Inicialmente, antes de qualquer intervenção direta de campo, é importante que seja construída uma pesquisa bibliográfica capaz de dar aporte às intervenções que serão feitas posteriormente. Para isso, utilizando a revisão sistemática de literatura como método para separação e análise de produções científicas aptas a embasar o desenvolvimento da proposta exposta neste projeto, por ser “uma modalidade de pesquisa, que segue protocolos específicos, e que busca entender e dar alguma logicidade a um grande corpus documental, especialmente, verificando o que funciona e o que não funciona num dado contexto.” (Galvão & Ricarte, 2019, p. 2) 

Pretende-se neste trabalho, dentro das qualidades das pesquisas sistemáticas, realizar uma meta-síntese dos documentos levantados dentro dos bancos de dados que serão listados em momento oportuno, quando a mesma for desenvolvida, desenvolvendo uma meta-etnografia ou meta-análise qualitativa, que, segundo Siddaway, Wood & Hedges (2019), tem como objetivo realizar a síntese dos estudos levantados acerca de um tópico. Neste caso, levantar as produções que existem dentro dos estudos de estética e filosofia da arte, em interface com os estudos de psicanálise e intervenções bem sucedidas com a arte e a expressão do eu de pessoas transgênero.

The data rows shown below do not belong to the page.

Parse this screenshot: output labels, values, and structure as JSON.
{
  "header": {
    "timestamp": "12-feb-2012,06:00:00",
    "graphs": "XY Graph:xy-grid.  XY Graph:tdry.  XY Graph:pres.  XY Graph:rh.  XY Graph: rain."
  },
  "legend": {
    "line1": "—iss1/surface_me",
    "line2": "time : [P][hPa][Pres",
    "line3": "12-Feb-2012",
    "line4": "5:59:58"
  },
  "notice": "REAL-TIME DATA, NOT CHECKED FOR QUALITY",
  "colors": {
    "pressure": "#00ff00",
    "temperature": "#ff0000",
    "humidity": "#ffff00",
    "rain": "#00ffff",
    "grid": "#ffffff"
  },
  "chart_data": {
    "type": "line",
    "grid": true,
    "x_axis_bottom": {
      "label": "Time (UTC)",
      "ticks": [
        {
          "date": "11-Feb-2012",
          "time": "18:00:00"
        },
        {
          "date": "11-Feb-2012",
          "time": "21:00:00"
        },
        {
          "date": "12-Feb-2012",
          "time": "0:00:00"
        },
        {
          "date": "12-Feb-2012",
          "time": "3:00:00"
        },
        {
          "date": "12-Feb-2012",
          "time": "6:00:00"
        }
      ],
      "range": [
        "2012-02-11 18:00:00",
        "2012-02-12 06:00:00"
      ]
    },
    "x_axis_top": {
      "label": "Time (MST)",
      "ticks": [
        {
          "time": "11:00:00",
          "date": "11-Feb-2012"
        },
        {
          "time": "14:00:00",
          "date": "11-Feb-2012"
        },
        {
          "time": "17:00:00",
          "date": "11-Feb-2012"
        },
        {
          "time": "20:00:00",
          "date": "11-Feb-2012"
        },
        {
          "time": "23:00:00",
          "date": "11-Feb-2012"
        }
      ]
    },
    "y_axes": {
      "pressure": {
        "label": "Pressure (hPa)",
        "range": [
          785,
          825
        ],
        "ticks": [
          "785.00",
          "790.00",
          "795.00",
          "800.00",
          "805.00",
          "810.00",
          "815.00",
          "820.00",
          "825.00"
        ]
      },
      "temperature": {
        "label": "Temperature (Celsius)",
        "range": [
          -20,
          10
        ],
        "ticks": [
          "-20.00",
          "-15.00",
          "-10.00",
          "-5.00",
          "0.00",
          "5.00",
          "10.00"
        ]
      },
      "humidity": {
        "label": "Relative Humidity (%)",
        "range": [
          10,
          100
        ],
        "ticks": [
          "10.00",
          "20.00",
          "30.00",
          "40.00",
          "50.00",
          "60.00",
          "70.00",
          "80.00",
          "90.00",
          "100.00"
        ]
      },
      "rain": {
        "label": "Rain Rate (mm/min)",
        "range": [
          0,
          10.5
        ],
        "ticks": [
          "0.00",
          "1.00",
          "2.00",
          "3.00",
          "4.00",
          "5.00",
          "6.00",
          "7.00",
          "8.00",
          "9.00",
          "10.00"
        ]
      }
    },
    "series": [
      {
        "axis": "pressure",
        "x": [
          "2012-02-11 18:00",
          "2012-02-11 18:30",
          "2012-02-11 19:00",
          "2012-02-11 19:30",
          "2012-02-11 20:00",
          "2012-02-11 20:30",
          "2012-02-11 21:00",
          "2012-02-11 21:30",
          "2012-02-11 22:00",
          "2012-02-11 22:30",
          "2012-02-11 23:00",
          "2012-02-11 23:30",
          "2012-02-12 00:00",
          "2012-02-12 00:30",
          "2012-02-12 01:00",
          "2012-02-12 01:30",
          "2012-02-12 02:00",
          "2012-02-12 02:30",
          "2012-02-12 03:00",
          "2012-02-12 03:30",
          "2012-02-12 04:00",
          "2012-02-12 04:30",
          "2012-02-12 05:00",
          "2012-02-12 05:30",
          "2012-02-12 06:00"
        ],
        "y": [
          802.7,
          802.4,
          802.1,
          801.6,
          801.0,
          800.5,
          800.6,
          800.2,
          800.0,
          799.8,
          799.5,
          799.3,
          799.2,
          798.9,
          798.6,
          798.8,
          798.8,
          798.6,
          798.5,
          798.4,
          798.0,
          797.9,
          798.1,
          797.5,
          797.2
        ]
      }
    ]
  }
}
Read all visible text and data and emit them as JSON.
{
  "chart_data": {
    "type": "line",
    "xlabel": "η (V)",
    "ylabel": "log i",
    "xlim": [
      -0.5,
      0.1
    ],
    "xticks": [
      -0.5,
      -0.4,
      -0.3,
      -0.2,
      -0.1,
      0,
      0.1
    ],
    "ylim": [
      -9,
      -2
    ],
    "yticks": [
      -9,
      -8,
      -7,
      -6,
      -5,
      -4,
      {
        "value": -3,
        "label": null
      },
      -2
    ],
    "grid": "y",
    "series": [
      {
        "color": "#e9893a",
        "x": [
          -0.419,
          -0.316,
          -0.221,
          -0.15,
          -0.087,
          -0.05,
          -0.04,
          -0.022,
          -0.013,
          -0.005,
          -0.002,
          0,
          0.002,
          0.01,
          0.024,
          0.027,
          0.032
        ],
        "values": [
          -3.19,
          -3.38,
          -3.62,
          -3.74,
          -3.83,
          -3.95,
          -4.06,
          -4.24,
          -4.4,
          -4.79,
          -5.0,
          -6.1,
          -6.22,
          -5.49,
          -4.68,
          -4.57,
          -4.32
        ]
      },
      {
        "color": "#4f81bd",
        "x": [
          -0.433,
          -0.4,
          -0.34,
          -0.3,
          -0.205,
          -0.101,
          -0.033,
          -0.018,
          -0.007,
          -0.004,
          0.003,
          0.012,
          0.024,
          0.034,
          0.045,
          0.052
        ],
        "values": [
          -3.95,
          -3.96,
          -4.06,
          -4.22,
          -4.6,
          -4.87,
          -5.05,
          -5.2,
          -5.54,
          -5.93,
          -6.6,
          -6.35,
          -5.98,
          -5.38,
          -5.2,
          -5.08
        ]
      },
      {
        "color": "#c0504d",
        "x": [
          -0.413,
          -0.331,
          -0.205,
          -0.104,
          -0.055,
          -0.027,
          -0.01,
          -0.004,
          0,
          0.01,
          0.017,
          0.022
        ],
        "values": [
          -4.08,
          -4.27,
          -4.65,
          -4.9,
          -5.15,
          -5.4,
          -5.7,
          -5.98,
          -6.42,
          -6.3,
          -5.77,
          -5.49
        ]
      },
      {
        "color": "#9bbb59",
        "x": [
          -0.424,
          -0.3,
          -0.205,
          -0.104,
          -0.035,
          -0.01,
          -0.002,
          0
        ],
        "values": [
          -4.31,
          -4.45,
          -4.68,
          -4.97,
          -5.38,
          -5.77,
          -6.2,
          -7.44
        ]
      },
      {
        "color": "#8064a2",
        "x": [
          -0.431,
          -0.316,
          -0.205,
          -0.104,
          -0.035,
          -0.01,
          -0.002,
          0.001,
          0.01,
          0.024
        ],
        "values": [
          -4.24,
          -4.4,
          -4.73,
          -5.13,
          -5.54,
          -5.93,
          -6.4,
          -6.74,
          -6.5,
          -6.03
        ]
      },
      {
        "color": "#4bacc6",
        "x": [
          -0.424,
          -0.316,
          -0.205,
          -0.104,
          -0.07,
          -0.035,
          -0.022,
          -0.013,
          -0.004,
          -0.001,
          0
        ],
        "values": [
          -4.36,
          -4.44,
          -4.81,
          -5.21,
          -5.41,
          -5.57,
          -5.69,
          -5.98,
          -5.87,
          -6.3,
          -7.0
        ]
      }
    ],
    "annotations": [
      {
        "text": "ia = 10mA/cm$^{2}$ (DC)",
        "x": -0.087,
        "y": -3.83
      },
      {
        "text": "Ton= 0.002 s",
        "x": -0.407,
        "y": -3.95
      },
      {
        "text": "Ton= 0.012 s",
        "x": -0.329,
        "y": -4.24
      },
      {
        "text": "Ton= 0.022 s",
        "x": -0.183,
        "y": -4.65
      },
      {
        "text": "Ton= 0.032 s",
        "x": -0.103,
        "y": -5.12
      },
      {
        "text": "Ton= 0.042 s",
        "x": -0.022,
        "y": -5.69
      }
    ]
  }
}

Finalizado o levantamento de dados e feita a meta-análise dos mesmos, espera-se encontrar um embasamento teórico suficiente para a formulação de entrevistas com artistas transgêneros, esperando encontrar no relato pessoal e de vivência. Um espelho de todo aporte teórico levantado nos estudos bibliográficos realizados, como forma de compreender se há comunicação entre a vivência diária dos artistas transsexuais, os estudos em filosofia da arte e as hipóteses levantadas sobre os processos de individuação e expressão de si psicanalítico, e como maneira de criar uma base de dados capaz de expressar os benefícios e malefícios da vivência transsexual expressa através do ofício artístico. 

Nessa etapa, serão desenvolvidas entrevistas abertas e, se possível, amostras dos trabalhos destes artistas, como maneira de comunicar as informações levantadas com suas expressões artísticas e performances, como meio de compreender de que maneira se constrói a estética desse universo expressivo. Mas, também, como forma de comunicar a expressão artística com os benefícios na saúde mental, e como veículo de denúncia dos sofrimentos enfrentados em uma sociedade transfóbica.

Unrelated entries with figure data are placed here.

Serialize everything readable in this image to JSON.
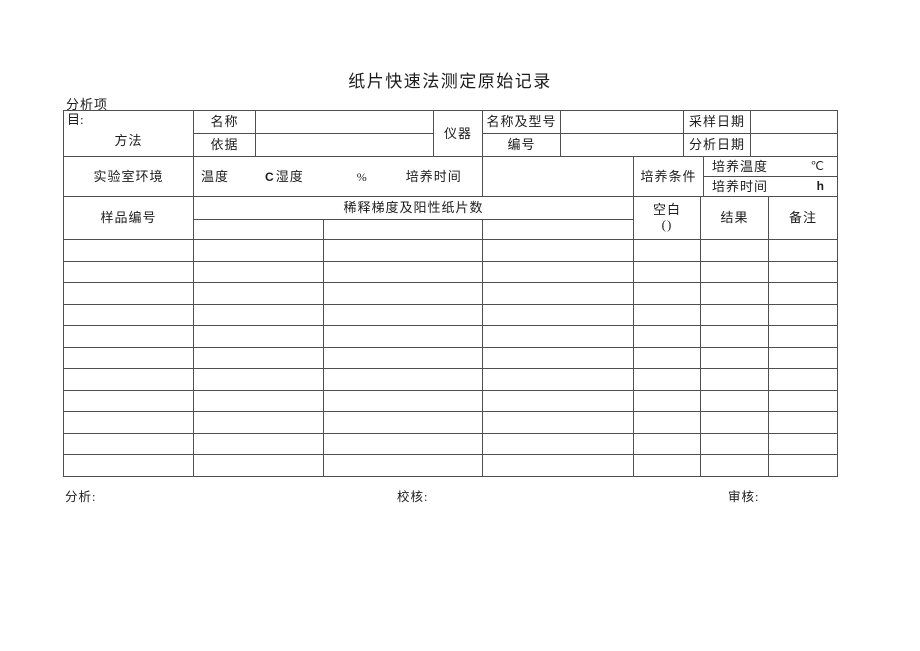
{
  "page": {
    "title": "纸片快速法测定原始记录",
    "analysis_item_top": "分析项",
    "analysis_item_wrap": "目:"
  },
  "header": {
    "method_label": "方法",
    "name_label": "名称",
    "name_value": "",
    "basis_label": "依据",
    "basis_value": "",
    "instrument_label": "仪器",
    "name_model_label": "名称及型号",
    "name_model_value": "",
    "number_label": "编号",
    "number_value": "",
    "sampling_date_label": "采样日期",
    "sampling_date_value": "",
    "analysis_date_label": "分析日期",
    "analysis_date_value": ""
  },
  "environment": {
    "lab_env_label": "实验室环境",
    "temperature_label": "温度",
    "temperature_unit": "C",
    "humidity_label": "湿度",
    "humidity_unit": "%",
    "incubation_time_label": "培养时间",
    "conditions_label": "培养条件",
    "incubation_temp_label": "培养温度",
    "incubation_temp_unit": "℃",
    "incubation_time2_label": "培养时间",
    "incubation_time_unit": "h"
  },
  "results_header": {
    "sample_no_label": "样品编号",
    "dilution_label": "稀释梯度及阳性纸片数",
    "blank_label": "空白",
    "blank_paren": "()",
    "result_label": "结果",
    "remark_label": "备注"
  },
  "body": {
    "row_count": 11,
    "column_count": 7
  },
  "footer": {
    "analyst_label": "分析:",
    "checker_label": "校核:",
    "reviewer_label": "审核:"
  }
}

Passada a etapa de pesquisa e levantamento de informações com artistas que já fazem parte de suas cenas locais e o reconhecimento das expressões que já acontecem previamente à elaboração deste trabalho, pretende-se transcender o campo do levantamento de questionamentos, para tal, promovendo oficinas de arte terapia, abertas à população transsexual que se interessar, como maneira de verificar os dados levantados nas etapas mais questionadoras deste projeto. É nessa etapa que se espera encontrar o verdadeiro potencial da comunicação entre filosofia da arte, psicanálise e as populações marginalizadas.

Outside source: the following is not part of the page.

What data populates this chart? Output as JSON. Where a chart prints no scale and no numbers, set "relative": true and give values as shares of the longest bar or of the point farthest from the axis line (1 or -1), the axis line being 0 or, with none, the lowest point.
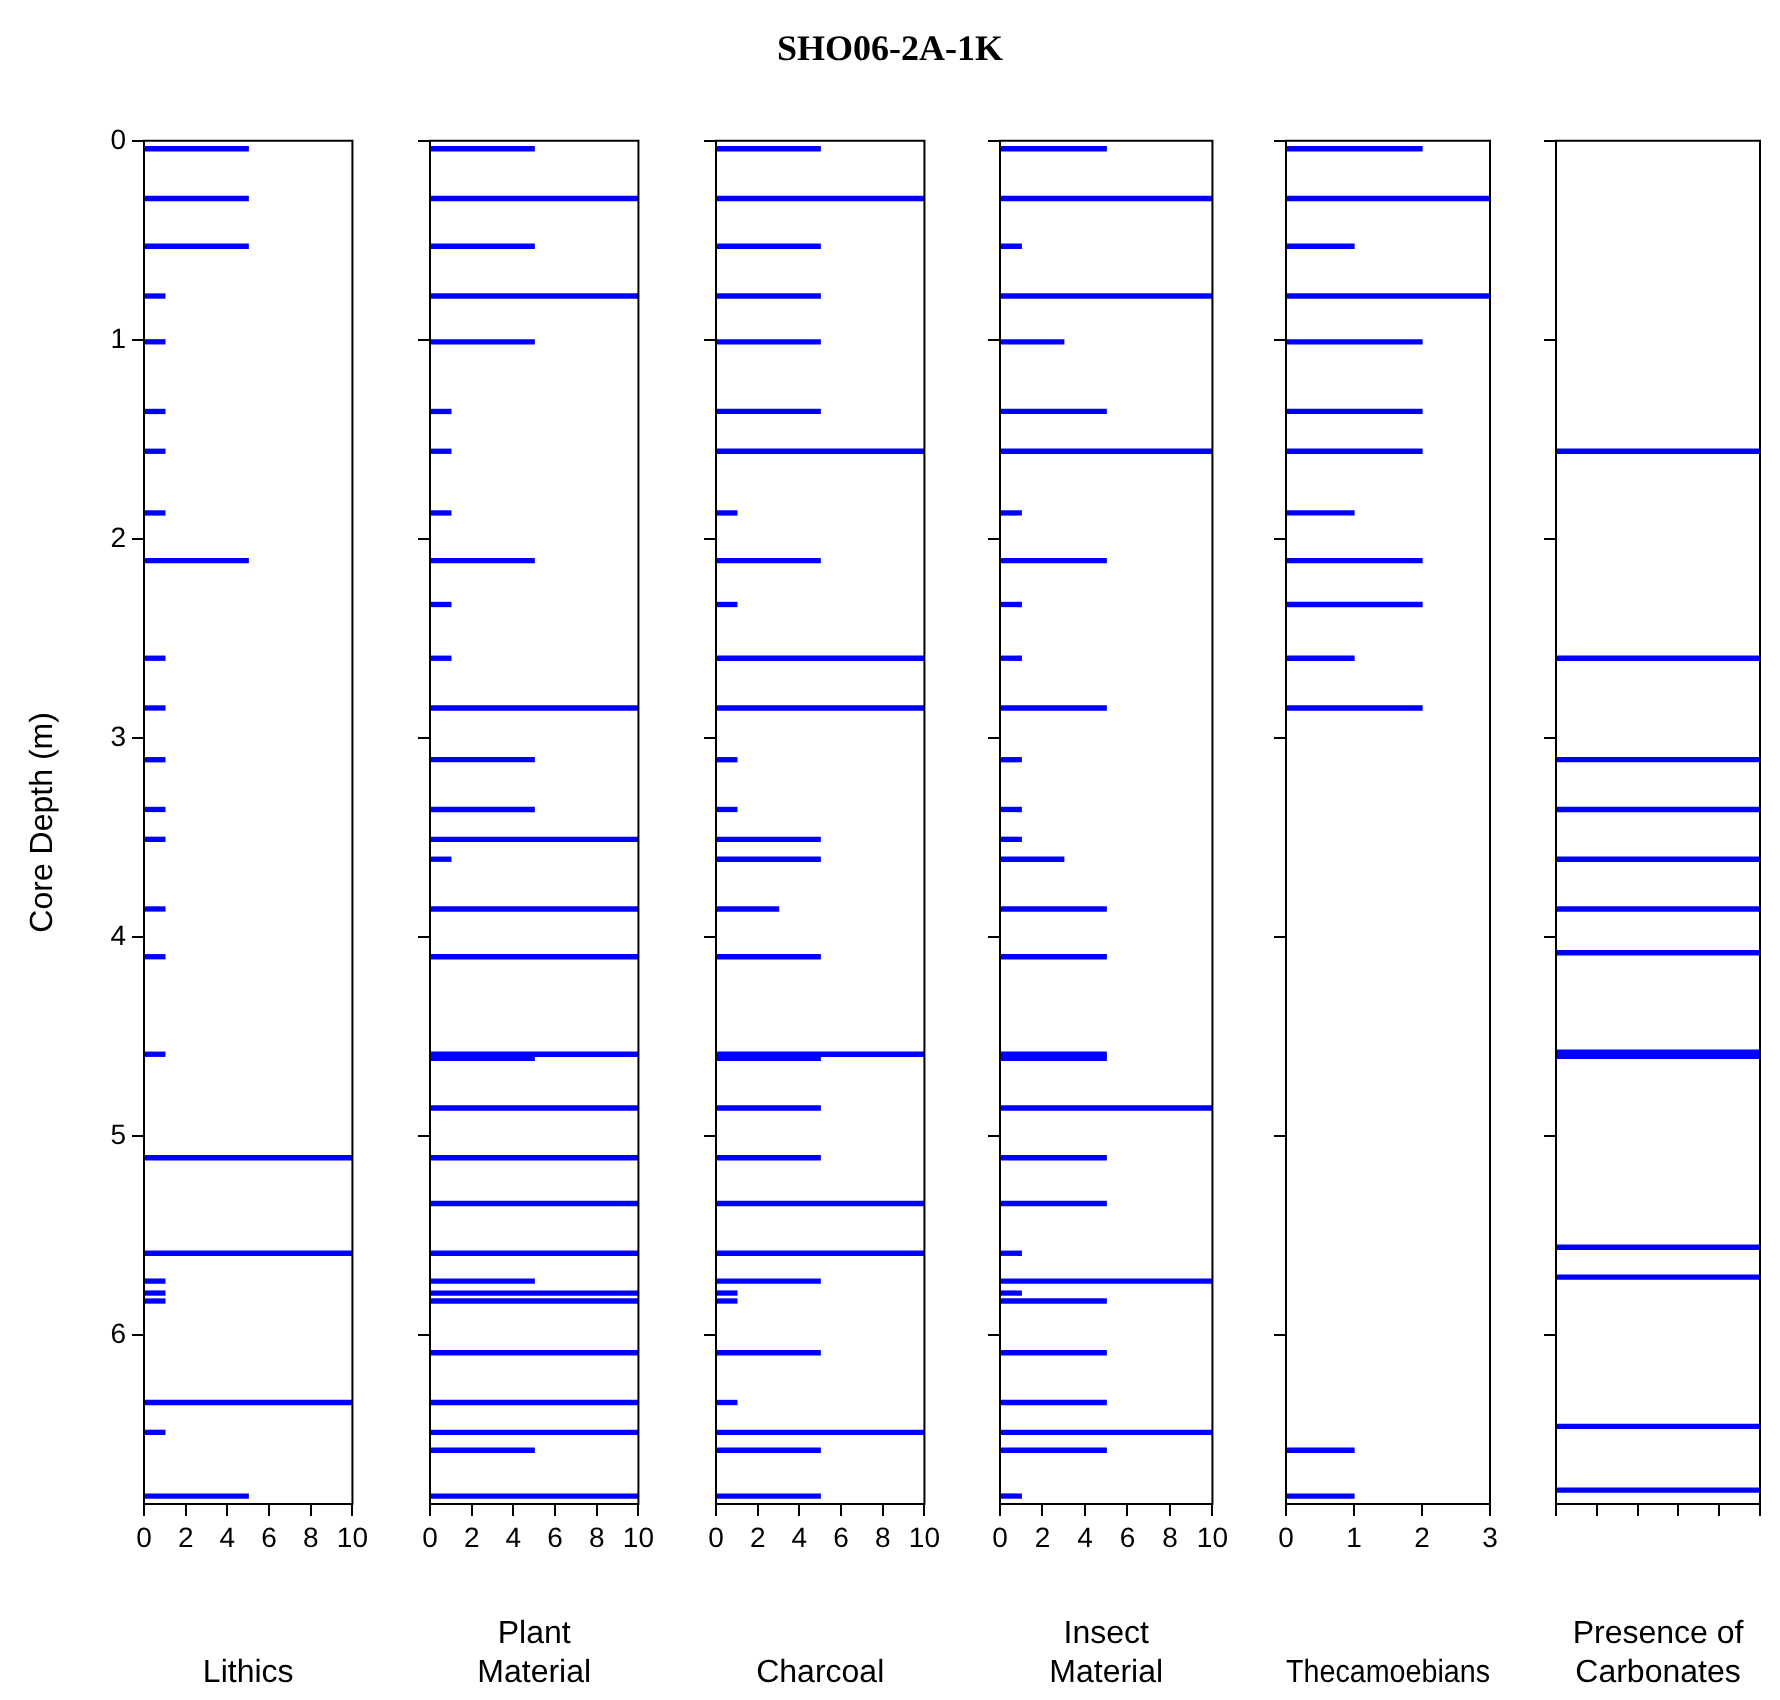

Finalizadas as oficinas de arteterapia, o mesmo questionário aberto desenvolvido no início do trabalho será aplicado nas pessoas participantes das oficinas, produto dos resultados dos levantamentos bibliográficos e de dados iniciais do projeto. A fim de compreender e comunicar as experiências dos usuários das oficinas com as dos artistas que foram referência para a construção da mesma. 

Finalmente, para elaboração do trabalho final, um trabalho de pesquisa qualitativa, utilizando também o método de análise sistemática e meta-síntese,  fazendo interface entre os estudos iniciais e os resultados coletados diretamente na população trans, sejam os artistas que já fazem parte de suas respectivas cenas, ou dos participantes das oficinas de arteterapia, e os estudos de filosofia da arte e estética levantados no processo de construção desta pesquisa. Espera-se encontrar respostas e saídas para os questionamentos aqui levantados, e mais importante, espera-se construir uma possibilidade de (trans)cender as opressões e construções que são reservadas às pessoas transsexuais, utilizando a arte e a filosofia como ferramenta para tal.